Das war für Deutschland einfach zu früh, 2011 die Video-Nugget-Learning-Methode.

Seit wann beschäftigst du dich mit maschinellem Lernen?

2019 habe ich mein erstes Sachbuch geschrieben, Let’s rock education [Anm. Red.: erschienen 2020]. Darin habe ich all die Grafiken, die du jetzt siehst, zu KI, maschinellem Lernen, neuronalen Netze und zur Lernpyramide schon beschrieben. Vor vier Jahren habe ich über neuronale Netze gesprochen und gesagt, bereitet euch darauf vor. Wie könnt ihr das in der Schule so einsetzen, dass ihr erklärt, was ein neuronales Netz ist, wo Mathematik auf Informatik, auf Biologie trifft. Und ich habe jetzt erst verstanden, dass das Buch ebenfalls zu früh herausgekommen ist.

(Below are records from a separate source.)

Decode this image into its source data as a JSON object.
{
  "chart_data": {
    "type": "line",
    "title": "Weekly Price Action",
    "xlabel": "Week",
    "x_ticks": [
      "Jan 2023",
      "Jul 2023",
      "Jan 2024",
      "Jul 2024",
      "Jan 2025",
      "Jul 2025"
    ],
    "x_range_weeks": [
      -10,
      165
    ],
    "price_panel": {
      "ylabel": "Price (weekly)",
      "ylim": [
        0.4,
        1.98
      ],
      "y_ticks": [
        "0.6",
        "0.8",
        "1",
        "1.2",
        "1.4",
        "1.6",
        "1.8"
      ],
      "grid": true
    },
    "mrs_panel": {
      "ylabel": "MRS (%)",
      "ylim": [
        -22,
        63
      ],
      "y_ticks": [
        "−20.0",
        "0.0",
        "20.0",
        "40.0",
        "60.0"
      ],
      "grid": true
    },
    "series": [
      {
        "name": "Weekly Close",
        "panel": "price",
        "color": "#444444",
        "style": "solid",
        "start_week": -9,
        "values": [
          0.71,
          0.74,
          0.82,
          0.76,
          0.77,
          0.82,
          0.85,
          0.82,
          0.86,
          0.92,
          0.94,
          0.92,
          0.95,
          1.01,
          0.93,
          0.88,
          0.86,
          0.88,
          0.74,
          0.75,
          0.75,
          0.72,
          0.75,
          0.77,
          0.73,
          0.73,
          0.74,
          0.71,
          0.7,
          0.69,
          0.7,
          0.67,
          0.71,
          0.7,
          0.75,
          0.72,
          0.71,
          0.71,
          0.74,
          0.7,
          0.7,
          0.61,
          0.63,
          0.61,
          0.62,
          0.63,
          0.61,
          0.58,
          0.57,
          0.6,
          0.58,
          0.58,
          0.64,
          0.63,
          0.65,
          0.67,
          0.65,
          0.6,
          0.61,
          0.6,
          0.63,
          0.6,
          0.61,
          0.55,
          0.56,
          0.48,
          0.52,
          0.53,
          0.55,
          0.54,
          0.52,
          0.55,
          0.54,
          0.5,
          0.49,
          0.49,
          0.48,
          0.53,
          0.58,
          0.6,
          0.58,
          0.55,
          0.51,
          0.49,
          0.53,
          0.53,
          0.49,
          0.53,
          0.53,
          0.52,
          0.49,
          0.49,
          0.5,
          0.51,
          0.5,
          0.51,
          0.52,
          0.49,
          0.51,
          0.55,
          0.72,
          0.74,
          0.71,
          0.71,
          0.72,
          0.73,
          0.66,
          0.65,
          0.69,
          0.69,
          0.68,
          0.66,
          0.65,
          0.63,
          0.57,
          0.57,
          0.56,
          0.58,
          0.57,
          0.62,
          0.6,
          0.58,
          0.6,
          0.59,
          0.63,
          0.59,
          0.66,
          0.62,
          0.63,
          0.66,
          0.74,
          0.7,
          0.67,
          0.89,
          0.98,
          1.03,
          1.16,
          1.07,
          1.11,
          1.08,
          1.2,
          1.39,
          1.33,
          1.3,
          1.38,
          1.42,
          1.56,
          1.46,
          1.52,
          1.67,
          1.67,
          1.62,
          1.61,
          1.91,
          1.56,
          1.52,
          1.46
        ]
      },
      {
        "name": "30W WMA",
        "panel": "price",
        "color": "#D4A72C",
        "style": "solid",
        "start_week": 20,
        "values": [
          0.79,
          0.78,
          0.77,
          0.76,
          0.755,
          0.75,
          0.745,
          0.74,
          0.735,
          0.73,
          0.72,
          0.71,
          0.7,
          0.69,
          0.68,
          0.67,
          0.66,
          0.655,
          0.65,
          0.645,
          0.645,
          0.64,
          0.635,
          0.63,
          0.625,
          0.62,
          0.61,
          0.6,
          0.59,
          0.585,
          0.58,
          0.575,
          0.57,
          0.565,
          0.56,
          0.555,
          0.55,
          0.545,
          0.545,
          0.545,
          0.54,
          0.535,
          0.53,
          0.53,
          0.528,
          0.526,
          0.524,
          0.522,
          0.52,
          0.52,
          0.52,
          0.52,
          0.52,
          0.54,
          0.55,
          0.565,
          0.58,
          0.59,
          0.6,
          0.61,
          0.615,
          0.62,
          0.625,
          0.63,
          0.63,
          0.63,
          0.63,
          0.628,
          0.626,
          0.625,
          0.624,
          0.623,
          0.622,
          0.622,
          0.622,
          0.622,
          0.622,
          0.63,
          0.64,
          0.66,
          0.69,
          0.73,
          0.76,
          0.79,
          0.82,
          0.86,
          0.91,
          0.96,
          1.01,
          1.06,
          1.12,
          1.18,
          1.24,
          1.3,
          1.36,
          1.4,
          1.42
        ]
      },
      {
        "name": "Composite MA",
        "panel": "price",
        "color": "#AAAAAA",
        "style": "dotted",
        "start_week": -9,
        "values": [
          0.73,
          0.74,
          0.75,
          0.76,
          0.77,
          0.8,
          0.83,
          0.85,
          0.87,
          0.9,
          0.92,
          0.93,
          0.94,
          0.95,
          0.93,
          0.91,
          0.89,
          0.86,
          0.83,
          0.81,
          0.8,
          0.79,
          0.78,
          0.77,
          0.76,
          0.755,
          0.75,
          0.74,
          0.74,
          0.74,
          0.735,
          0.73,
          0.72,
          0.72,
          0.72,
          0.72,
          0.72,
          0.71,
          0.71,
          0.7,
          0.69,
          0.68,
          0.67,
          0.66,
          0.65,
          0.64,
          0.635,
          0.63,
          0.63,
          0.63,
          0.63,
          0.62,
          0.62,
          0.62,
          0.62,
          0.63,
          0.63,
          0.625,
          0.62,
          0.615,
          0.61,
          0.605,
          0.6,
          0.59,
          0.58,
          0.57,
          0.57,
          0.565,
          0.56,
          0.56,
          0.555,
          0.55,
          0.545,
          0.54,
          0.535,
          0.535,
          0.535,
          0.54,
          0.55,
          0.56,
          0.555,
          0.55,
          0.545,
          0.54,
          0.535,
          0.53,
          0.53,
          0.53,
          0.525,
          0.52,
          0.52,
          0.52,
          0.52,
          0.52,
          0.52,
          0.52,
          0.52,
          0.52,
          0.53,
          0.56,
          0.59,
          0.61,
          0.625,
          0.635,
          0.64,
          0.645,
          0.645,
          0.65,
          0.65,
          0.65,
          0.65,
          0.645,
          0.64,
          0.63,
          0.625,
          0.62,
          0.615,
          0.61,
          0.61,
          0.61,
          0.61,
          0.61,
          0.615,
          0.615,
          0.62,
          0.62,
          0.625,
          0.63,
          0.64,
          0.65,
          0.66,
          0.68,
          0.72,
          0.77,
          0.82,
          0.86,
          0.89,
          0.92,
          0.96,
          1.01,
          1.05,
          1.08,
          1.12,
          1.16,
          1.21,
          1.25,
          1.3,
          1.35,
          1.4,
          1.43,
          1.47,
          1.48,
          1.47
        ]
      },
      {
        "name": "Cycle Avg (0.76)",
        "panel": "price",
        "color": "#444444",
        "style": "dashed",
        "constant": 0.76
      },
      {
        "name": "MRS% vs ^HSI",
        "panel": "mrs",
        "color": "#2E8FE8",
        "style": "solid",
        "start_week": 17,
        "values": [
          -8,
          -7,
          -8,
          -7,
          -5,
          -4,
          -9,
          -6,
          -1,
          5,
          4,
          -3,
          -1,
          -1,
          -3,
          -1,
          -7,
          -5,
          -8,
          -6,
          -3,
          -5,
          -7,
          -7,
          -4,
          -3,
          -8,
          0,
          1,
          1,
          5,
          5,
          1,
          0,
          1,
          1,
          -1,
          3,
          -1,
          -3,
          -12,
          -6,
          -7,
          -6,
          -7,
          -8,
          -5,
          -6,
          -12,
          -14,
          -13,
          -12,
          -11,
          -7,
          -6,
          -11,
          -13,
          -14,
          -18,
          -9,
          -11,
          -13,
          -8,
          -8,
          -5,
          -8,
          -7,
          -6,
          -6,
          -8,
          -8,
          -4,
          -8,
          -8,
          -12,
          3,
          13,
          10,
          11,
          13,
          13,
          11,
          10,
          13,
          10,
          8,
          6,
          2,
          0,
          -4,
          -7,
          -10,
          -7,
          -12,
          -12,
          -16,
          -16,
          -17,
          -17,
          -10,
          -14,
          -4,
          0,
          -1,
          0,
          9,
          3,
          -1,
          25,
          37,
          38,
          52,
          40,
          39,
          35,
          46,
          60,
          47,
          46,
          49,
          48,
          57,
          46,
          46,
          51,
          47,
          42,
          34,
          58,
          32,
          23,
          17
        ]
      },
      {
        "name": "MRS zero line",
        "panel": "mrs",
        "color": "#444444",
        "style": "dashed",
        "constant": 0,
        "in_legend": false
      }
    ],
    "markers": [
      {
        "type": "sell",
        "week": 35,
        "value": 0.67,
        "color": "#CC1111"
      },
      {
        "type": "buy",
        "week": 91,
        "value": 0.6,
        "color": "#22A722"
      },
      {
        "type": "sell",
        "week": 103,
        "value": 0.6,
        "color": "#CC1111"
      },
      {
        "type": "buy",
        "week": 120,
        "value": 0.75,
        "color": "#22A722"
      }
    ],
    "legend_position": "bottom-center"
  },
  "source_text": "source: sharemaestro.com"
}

Es ist im März 2020 rausgekommen, pünktlich zu Corona. Das war vielleicht ein Schock. Der Rest hat, glaube ich, "Mathe by Daniel Jung" erwartet: Der macht jetzt mal Mathe – und nicht, wie man sich allgemein mit KI, dem Begriff künstliche Intelligenz beschäftigen sollte, was maschinelles Lernen, was Deep Learning ist, was es sonst noch gibt, was Algorithmen sind, und was das für Auswirkungen hat. Um all das geht es in meinem Buch.